The other four clips looked like weak subsonic ammo. The subsonic stuff was nice when you didn't want to be heard, but you'd better be close to your target because the slugs were slow. Eight hundred and fifty feet per second, less than one-fourth the velocity of a Det round. They had heavier seventy-seven grain slugs, but at that slow speed the weight didn't help much. If they were supposed to be tactically silent, the MP5 would've been a better choice.

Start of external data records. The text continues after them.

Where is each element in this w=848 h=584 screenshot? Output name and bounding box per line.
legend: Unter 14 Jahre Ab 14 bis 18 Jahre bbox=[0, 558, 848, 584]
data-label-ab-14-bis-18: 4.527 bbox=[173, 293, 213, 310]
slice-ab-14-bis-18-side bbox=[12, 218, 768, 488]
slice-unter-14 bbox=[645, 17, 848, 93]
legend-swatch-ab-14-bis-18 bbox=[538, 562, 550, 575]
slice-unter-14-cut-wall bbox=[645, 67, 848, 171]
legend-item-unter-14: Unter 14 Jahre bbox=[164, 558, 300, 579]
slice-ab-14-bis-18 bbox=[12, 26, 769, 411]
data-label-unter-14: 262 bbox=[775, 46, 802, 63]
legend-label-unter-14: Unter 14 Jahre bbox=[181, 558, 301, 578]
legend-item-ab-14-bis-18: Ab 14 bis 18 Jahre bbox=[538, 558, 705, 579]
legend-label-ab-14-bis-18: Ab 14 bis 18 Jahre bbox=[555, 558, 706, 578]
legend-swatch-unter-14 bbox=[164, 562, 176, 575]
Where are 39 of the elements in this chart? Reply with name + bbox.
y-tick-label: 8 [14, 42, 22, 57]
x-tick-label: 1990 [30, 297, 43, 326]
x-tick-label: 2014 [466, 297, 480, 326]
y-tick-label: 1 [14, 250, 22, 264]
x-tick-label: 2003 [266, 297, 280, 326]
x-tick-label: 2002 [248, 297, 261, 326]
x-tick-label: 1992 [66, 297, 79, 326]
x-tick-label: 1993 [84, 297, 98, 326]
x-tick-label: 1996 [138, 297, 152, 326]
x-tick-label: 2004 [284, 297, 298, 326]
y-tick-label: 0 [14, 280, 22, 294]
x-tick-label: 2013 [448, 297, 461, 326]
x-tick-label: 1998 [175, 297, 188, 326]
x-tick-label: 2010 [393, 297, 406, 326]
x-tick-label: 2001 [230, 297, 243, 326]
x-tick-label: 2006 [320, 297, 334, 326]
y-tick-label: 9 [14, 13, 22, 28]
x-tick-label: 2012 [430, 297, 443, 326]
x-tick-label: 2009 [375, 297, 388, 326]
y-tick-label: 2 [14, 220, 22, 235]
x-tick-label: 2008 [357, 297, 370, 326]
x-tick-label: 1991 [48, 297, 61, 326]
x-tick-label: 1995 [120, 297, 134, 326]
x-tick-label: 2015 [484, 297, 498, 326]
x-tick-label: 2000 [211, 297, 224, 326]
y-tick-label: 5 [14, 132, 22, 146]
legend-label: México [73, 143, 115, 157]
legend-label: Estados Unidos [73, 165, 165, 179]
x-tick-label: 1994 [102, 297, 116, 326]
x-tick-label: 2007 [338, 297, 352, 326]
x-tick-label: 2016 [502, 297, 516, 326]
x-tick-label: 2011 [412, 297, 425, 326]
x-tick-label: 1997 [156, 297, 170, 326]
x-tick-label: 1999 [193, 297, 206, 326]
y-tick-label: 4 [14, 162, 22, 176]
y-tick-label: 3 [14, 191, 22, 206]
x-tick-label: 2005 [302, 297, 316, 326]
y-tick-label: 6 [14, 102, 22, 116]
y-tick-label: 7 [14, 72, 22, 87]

Red shrugged on the ballistic vest and felt for his clips. It weighed on his shoulders and dug into his neck when he reached for his M4. Smelled like the inside of a new car. A variant on the Modular Tactical Vest, Lanyard told him. They didn't carry any food except a couple protein bars and a single canteen with iodine tablets. Wherever they were headed, they weren't staying long.
Gear checked out, everyone stripped it off and put it next to their rack in berthing.
Berthing had been Jim's idea, to control the team before a deployment so everyone would be on time, rested, and focused. Problem was it had a Navy name, was almost as confining as a ship's quarters, and meant more waiting. It was right off the hangar, through a thick insulated door to deaden sound. A Navy squid, built like a brick shit-house, stood next to it. Even Crawler looked at him suspiciously as they filed in with their gear.